3-D Cross-Gradient Joint Inversion Method for Gravity and Magnetic Data With Unstructured Grids Based on Second-Order Taylor Formula: Its Application to the Southern Greater Khingan Range

The cross-gradient joint inversion of gravity and magnetic data is a commonly used way, which requires dividing the subsurface into closely arranged cells with structured or unstructured grids to solve the physical properties of the discrete subsurface. Unstructured grids can more effectively fit undulating terrain and irregular geological bodies than structured grids. However, the existing cross-gradient joint inversion method with structured grids cannot be used to complete the inversion with unstructured grids. We proved that the second-order Taylor formula is more suitable for calculating the cross-gradients of unstructured grids; therefore, we first proposed and implemented the second-order Taylor formula cross-gradient (2-TCG) method for the cross-gradient joint inversion of gravity and magnetic data with unstructured grids, which can calculate the cross-gradient item more easily than other ways because the first few coefficients of Taylor formula are gradient items. The model tests showed that the 2-TCG joint inversion method can accurately achieve the 3-D joint inversion of gravity and magnetic data with unstructured grids, and this method can better describe the detailed information of irregular geological bodies in complex terrain.

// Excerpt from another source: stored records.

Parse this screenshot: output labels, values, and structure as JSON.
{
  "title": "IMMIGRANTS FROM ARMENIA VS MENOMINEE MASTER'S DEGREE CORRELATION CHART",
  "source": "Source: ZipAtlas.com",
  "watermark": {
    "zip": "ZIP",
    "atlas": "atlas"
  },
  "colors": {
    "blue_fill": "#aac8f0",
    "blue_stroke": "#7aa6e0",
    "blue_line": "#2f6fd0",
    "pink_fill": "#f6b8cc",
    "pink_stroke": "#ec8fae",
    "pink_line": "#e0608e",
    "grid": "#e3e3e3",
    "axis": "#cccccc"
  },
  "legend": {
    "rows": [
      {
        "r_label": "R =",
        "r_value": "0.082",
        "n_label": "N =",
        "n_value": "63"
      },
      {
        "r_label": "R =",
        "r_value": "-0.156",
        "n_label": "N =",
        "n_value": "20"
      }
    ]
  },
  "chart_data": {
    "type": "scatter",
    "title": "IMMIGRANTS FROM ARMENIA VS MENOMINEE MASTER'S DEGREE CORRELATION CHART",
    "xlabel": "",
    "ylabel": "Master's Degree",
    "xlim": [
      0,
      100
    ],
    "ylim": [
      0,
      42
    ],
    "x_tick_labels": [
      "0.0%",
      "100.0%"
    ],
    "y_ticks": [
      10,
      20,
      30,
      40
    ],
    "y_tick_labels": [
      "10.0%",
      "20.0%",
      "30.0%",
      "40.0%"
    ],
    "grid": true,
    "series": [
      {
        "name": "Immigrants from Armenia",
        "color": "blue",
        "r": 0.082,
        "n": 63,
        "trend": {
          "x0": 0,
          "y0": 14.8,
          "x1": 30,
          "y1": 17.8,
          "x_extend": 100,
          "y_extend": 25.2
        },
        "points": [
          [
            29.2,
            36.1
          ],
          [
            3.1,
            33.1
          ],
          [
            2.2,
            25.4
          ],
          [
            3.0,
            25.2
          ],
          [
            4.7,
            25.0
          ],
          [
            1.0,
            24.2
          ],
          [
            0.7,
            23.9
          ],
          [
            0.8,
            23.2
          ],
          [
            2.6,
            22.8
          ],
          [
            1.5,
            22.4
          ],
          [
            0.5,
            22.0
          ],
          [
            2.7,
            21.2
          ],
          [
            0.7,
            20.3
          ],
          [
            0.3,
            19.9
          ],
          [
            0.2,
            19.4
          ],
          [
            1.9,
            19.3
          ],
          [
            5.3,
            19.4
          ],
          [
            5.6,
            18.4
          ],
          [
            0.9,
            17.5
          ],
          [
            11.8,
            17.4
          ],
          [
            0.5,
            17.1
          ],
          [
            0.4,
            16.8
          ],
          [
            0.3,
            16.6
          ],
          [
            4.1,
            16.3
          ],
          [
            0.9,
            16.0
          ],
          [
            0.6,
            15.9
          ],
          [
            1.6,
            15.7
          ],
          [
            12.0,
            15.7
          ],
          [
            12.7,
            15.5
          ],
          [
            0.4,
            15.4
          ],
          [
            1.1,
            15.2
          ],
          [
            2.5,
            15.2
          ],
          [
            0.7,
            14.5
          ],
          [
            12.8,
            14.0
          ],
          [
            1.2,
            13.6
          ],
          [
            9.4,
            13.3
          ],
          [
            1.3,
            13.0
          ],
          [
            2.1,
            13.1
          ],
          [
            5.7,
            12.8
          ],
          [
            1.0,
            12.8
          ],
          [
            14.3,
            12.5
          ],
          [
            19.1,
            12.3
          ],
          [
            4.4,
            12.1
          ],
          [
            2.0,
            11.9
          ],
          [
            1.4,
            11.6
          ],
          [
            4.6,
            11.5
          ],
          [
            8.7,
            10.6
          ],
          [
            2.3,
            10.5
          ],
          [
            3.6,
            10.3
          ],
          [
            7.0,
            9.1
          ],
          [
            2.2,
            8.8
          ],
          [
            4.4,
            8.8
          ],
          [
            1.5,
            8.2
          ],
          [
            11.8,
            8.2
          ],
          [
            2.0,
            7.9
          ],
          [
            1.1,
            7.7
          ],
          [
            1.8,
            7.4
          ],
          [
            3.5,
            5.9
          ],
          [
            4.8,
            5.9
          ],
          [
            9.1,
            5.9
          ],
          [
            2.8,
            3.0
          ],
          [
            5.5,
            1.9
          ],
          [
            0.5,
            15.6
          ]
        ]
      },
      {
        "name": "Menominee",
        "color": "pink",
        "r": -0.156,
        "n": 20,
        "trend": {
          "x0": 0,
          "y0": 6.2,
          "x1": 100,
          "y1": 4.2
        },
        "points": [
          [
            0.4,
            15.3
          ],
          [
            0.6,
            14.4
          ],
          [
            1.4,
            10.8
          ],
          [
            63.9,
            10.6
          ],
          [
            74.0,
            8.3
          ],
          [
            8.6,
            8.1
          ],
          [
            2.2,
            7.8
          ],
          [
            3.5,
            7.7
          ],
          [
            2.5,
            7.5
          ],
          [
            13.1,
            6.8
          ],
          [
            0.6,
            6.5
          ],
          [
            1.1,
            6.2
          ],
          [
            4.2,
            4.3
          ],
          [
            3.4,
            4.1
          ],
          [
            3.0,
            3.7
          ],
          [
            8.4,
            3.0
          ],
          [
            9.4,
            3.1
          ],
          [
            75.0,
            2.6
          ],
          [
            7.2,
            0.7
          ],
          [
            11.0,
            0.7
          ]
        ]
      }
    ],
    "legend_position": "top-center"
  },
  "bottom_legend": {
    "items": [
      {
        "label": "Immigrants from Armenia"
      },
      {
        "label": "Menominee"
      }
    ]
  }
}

To explore the minerals and analyze the metallogenic model in the Huanggang-Ganzhuermiao metallogenic belt of the southern Greater Khingan Range, Inner Mongolia, we measured gravity and magnetic data on a scale of 1:10000. We estimated the mineral distributions with 150-280 m depth by 2-TCG joint inversion. We analyzed the relationship between ore bodies and faults, and we established a mixed metallogenic model of the skarns and hydrothermal veins in the survey area.